What they don't get in their education is a chance to explore. Since they don't have time, they are limited in the time they could have reading literature, surfing the Net, and socializing. One boy in my English discussion group said that Chinese schools teach you things, but American schools teach you how to learn and question. They could make classes, especially English, smaller. I also think it wouldn't hurt to let them have a dance every once in a while.
They also don't have organized sports. The government thinks this would be a distraction to their studies. Maybe. I do know that my students are bookish kids with puny arms, except for the basketball dudes, and when they had a sports day, the performances were a little pathetic. Kind of like Napoleon Dynamite playing tetherball.

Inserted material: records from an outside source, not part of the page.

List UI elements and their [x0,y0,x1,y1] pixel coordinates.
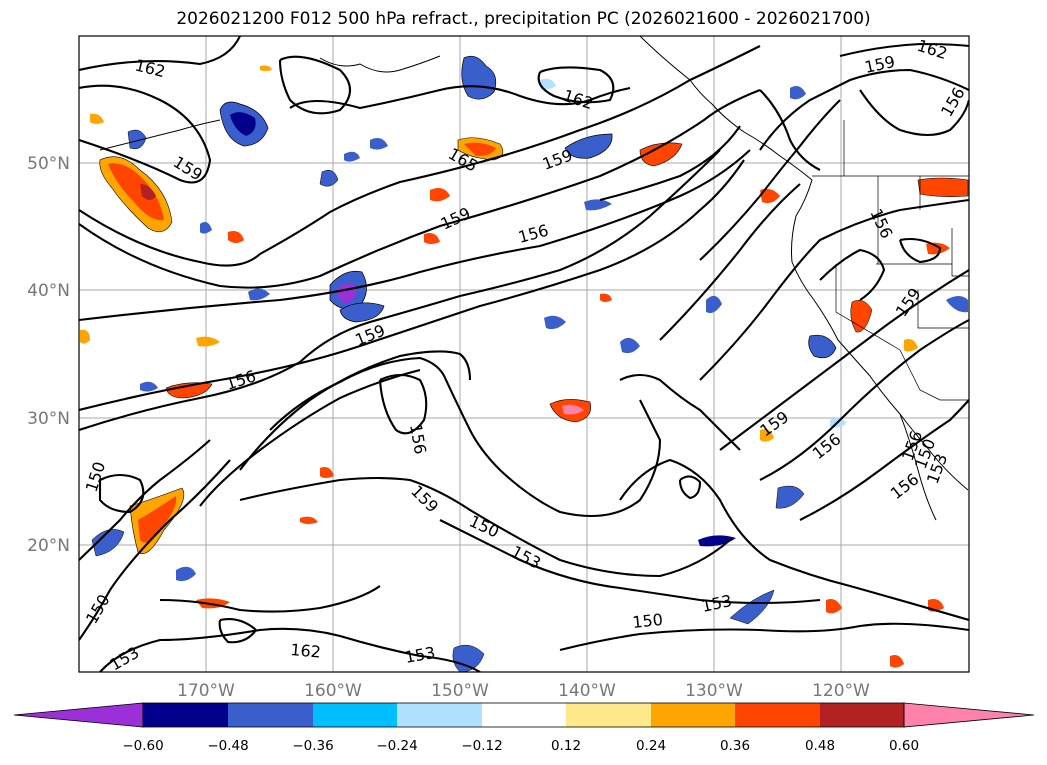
colorbar-segment [566,703,651,727]
contour-label: 150 [631,610,663,632]
colorbar-segment [313,703,397,727]
lat-label: 30°N [27,409,70,429]
colorbar-tick-label: 0.36 [720,738,750,754]
colorbar-tick-label: −0.48 [207,738,248,754]
colorbar-segment [735,703,820,727]
colorbar-segment [228,703,313,727]
colorbar-tick-label: 0.48 [805,738,835,754]
colorbar-segment [143,703,228,727]
lat-label: 50°N [27,154,70,174]
lon-label: 170°W [177,681,235,701]
colorbar-tick-label: −0.12 [461,738,502,754]
colorbar-tick-label: −0.24 [376,738,417,754]
precip-positive-areas [80,65,969,668]
colorbar-tick-label: 0.24 [636,738,666,754]
precip-negative-areas [91,55,968,672]
colorbar-tick-label: −0.36 [292,738,333,754]
contour-label: 162 [290,640,322,662]
colorbar-extend-high [903,702,1035,728]
colorbar-tick-label: −0.60 [122,738,163,754]
refractivity-contours [79,36,969,672]
latitude-labels: 50°N 40°N 30°N 20°N [27,154,70,556]
colorbar-tick-label: 0.12 [551,738,581,754]
coastline [99,36,969,521]
lat-label: 20°N [27,536,70,556]
colorbar-extend-low [13,702,144,728]
lat-label: 40°N [27,281,70,301]
gridlines [79,36,969,672]
colorbar-segment [397,703,482,727]
colorbar-tick-label: 0.60 [889,738,919,754]
map-frame [78,35,970,673]
lon-label: 150°W [431,681,489,701]
political-borders [812,120,969,401]
colorbar-segment [651,703,735,727]
map-title: 2026021200 F012 500 hPa refract., precip… [176,9,871,29]
longitude-labels: 170°W 160°W 150°W 140°W 130°W 120°W [177,681,870,701]
lon-label: 130°W [685,681,743,701]
lon-label: 140°W [558,681,616,701]
map-panel [79,36,969,672]
colorbar-segment [482,703,566,727]
colorbar: −0.60 −0.48 −0.36 −0.24 −0.12 0.12 0.24 … [13,702,1035,754]
lon-label: 160°W [304,681,362,701]
colorbar-segment [820,703,904,727]
lon-label: 120°W [812,681,870,701]
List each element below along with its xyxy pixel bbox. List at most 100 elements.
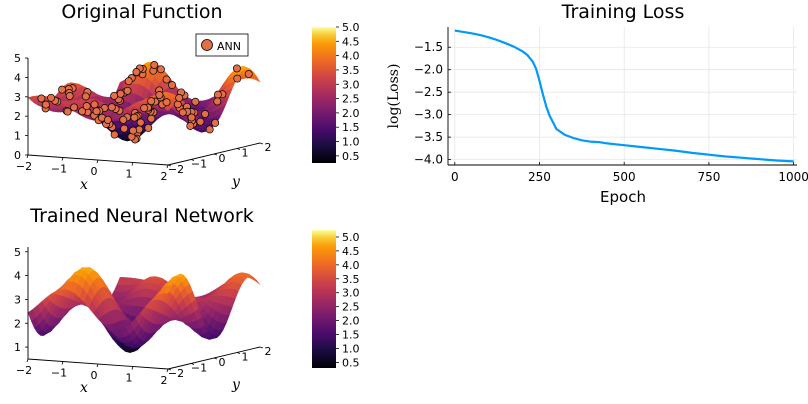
surface-facet bbox=[27, 96, 37, 101]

I didn't tell the kids about how many fewer classes American kids had to take, that many take just a few classes a day and they have weekends off. I didn't have the heart. I did say that a lot of kids opted for easier classes, which didn't necessarily prepare them for the future. I also talked about how hard the top students worked, just like them, only it was a bit of a lie. They still have dances, and a social life. They might even have time to participate in sports! Our kids have it easier, a lot easier, and that was something I tried hard not to emphasize since I didn't want to crush their spirits. Instead, I tried to put a positive spin on how they were building on their future, and how impressed I am with their work ethic and intelligence. Which I am.